There are 3 basic focal points, 2 planes of focus, and 3 types of focus that will aid you in telling your story effectively:

Focal Points:

1) Center (C)

2) Left (L)

3) Right (R)

Planes of Focus:

1) Straight out (just above the judge's heads or just over the orchestra)

2) Upward toward the 2nd balcony (I call this "the God place" - the place you might talk to God or lament something to the big, wide universe)

If my focus is upward, I would mark it like this:

1) Center Up (CU)

2) Left Up (LU)

3) Right Up (RU)

Types of Focus:

1) Direct, still focus

2) Panning focus across a plane (like panning across the stars in the sky from left to right or right to left) - I think of this as panoramic movement of the eyes

3) "Soft focus" - this occurs when the dialogue is internal and the eyes blur


Stillness in the entire body can be one of the most powerful positions on stage. Movements should be very few and very clear - less is more. Too much movement or twitching or fidgeting is very distracting and diverts our attention away from the singer's main storytelling tool: the eyes.

Movement should always be organic and should never look fake or contrived and should never be distracting or disturbing to the viewer. Movements that are organic but are done half-way are very distracting because the actor or actress is clearly suppressing an organic instinct or movement. Movements should be done "full-out" and never halfway or they run the risk of looking unnatural or disturbing to the lay audience.

I like to think of every song I sing as a "dance" with every cell of my body, which is always moving and never staying completely still, even when stillness is part of the "dance." Movement should be fluid and should flow from one movement to the next very naturally and beautifully.

Stillness for a singer is best defined by the singer's "fighting stance" - when feet are shoulder width apart, feet are staggered, knees are slightly bent, the singer is standing on their core or center of gravity, shoulders are up, back, and down, chest is in a regal position (not slouching or overextending), and the arms are down to the sides with hands and fingers relaxed and loose.

Movements that are most common and natural for singers are the following:

1) Pointing directly with the finger and arm towards a specific person or object

2) Moving the hands up to the heart

3) Moving the hands and arms outward to the sides, tilting the head back slighting to look upwards at "the God place" (this is a triumphant ending pose)

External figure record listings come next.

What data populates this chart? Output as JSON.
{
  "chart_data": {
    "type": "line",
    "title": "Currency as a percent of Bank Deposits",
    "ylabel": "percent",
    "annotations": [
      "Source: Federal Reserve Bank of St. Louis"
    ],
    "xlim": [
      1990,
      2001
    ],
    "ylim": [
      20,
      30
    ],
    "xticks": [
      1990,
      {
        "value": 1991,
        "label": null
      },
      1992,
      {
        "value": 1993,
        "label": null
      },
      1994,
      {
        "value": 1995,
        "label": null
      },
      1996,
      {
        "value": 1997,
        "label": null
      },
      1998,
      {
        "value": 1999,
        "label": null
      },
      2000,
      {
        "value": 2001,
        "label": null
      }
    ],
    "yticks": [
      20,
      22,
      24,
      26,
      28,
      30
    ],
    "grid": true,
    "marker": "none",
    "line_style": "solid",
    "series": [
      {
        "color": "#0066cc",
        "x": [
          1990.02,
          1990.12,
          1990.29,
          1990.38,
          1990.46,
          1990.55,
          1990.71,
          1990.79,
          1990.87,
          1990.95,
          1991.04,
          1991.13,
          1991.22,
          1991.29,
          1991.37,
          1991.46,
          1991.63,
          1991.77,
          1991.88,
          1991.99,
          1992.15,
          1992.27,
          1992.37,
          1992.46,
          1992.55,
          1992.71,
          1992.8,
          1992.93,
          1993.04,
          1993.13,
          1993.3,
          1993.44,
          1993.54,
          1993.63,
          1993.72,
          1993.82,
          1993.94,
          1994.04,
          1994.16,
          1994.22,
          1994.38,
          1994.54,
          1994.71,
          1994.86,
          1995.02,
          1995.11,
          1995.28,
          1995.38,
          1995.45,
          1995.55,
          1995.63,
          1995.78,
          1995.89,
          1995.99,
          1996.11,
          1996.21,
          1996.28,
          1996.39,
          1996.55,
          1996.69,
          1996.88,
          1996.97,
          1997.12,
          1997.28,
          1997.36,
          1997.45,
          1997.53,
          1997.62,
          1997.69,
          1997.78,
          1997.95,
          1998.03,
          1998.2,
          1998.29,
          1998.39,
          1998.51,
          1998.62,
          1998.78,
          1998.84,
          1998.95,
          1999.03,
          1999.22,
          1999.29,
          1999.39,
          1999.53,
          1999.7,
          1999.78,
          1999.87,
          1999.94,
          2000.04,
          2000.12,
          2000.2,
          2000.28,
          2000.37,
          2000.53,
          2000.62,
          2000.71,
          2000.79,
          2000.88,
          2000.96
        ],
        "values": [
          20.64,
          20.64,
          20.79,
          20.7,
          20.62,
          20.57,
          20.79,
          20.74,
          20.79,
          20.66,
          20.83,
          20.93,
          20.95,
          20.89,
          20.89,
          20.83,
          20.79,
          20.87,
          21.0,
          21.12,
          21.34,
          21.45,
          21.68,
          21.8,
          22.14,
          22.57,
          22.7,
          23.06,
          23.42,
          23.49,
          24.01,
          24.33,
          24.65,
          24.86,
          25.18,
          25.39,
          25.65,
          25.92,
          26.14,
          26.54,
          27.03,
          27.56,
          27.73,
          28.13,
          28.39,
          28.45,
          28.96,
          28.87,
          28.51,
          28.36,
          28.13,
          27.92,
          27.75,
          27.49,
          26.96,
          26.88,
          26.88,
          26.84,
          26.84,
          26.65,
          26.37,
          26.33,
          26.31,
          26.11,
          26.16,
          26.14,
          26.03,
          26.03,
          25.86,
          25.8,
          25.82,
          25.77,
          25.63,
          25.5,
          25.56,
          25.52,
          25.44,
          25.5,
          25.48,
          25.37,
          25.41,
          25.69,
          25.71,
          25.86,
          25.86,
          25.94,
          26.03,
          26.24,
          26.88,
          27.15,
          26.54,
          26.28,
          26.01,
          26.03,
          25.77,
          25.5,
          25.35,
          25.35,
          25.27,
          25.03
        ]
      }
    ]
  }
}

4) Moving the hands from the heart forward towards "the God place"

5) Walking or running forward, back, or to the sides a short distance

6) Jumping in place

7) Clasping the hands together in excitement

8) Forming an "X" with the feet and arms with "jazz hands" (fingers spread apart) in a celebratory pose

9) Reaching one arm out towards "the God place" contemplatively

10) Putting hands on hips

11) Arms bent at the elbows in the shape of a "W" as if you are excited or on edge about something

12) One hand holding a microphone, other hand down

13) Both hands holding the microphone (this can be a crutch, so beware not to do this too often)

Any other movements that are more complicated would be defined as "dancing," and if your song involves dance, I recommend you hire a choreographer to give you very specific "dance moves" if such fit your genre of pop or musical theatre singing.